The season ends not with a bang, but with a quiet conversation on a roof. BoJack asks Diane if it’s too late for him. If he’s a good person "deep down."
Diane’s answer is the thesis of the entire series: "I don't think I believe in 'deep down.' I think that all you are is just the things that you do."
How to Approach a Rewatch Today
If you’re diving back into BoJack Horseman season 1, don’t rush the first half. The "bad" episodes—the ones that feel like standard sitcoms—are necessary. They build the status quo that the second half of the season systematically destroys.
- Watch for the background art: The puns on the grocery store shelves and the animal-specific architecture tell a story about a world that is trying very hard to be normal despite the absurdity.

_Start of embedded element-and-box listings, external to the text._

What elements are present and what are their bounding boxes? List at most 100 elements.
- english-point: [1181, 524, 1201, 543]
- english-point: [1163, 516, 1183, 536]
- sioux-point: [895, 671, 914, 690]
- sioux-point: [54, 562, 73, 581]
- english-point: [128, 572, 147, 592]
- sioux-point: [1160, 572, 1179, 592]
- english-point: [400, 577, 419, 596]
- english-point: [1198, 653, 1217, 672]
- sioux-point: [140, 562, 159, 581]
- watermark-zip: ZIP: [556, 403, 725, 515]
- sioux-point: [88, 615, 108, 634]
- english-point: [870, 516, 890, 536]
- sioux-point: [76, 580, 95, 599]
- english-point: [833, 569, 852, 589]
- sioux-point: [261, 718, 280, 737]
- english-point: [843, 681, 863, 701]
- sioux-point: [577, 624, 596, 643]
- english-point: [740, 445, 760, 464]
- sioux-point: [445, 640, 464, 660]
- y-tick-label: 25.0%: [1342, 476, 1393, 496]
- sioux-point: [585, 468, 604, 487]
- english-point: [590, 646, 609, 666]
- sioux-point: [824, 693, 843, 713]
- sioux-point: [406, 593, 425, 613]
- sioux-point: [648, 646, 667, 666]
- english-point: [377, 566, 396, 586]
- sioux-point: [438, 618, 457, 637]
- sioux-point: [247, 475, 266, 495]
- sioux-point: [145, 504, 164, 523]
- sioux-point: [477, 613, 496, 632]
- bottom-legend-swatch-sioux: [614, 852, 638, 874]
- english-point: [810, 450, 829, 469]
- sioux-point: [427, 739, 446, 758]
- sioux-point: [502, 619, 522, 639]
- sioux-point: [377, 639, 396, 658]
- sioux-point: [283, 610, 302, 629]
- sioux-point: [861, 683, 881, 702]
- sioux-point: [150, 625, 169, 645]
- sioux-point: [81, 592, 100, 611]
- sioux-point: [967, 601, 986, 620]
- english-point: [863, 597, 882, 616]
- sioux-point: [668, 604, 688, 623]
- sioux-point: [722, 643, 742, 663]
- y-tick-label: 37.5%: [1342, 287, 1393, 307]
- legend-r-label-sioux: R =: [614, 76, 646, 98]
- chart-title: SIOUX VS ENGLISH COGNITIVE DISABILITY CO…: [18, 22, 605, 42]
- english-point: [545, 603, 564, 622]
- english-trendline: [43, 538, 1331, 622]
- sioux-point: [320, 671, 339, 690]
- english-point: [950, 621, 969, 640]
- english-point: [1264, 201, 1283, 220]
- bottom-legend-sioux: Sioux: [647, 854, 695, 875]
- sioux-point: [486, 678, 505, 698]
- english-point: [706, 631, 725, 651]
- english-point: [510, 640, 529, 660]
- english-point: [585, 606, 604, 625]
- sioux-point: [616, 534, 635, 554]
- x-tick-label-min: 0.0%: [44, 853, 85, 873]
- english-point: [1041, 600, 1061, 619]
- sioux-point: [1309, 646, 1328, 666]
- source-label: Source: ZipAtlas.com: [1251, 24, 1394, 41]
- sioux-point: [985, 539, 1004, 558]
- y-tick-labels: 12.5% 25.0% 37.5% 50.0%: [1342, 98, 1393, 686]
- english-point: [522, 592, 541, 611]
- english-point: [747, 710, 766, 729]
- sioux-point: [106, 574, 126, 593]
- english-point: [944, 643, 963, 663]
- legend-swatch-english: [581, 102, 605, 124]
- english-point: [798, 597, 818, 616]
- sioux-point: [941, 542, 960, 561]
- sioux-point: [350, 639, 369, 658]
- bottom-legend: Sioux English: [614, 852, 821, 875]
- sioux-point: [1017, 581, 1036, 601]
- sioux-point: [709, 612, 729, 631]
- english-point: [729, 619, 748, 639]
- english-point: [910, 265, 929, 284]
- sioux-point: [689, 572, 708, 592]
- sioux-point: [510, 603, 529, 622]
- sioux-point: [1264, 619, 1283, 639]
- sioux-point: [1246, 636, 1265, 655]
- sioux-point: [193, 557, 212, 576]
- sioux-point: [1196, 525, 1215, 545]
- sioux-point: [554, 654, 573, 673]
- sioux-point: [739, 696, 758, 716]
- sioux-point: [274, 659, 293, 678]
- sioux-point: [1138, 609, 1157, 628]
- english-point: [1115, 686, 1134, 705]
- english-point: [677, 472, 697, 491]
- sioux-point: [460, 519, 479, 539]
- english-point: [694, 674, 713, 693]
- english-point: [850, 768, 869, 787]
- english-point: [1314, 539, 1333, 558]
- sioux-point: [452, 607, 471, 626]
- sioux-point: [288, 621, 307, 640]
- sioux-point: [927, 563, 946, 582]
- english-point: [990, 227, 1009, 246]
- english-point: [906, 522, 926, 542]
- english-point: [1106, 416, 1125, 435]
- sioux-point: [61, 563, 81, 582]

- Track Herb Kazzaz: His shadow looms over the entire season. Every time BoJack mentions "the good old days," remember that those days were built on a betrayal.
- Ignore the "it gets better" crowd: Enjoy the discomfort of the early episodes. It makes the payoff in "The Telescope" and "Downer Ending" feel earned.
The reality of BoJack Horseman is that it’s not a show about a horse. It’s a show about the terrifying possibility that we might never change. Season 1 sets the stakes. It tells us that being "famous" or "rich" or "talented" won't save you from yourself.
Next Steps for the Viewer
To truly appreciate the evolution of the series, watch the pilot and then immediately jump to episode 8, "The Telescope." Notice the shift in color palette and the way the characters stand in relation to each other. Once you see the tonal shift, go back and watch the episodes in between. You'll realize the "jokes" were actually warning signs for the breakdown that was coming.
Check your local streaming listings or physical media collections—this is a show that rewards high-bitrate viewing because of the sheer density of the visual gags. Don't just have it on in the background. Put your phone away. The show is looking at you; you should look back.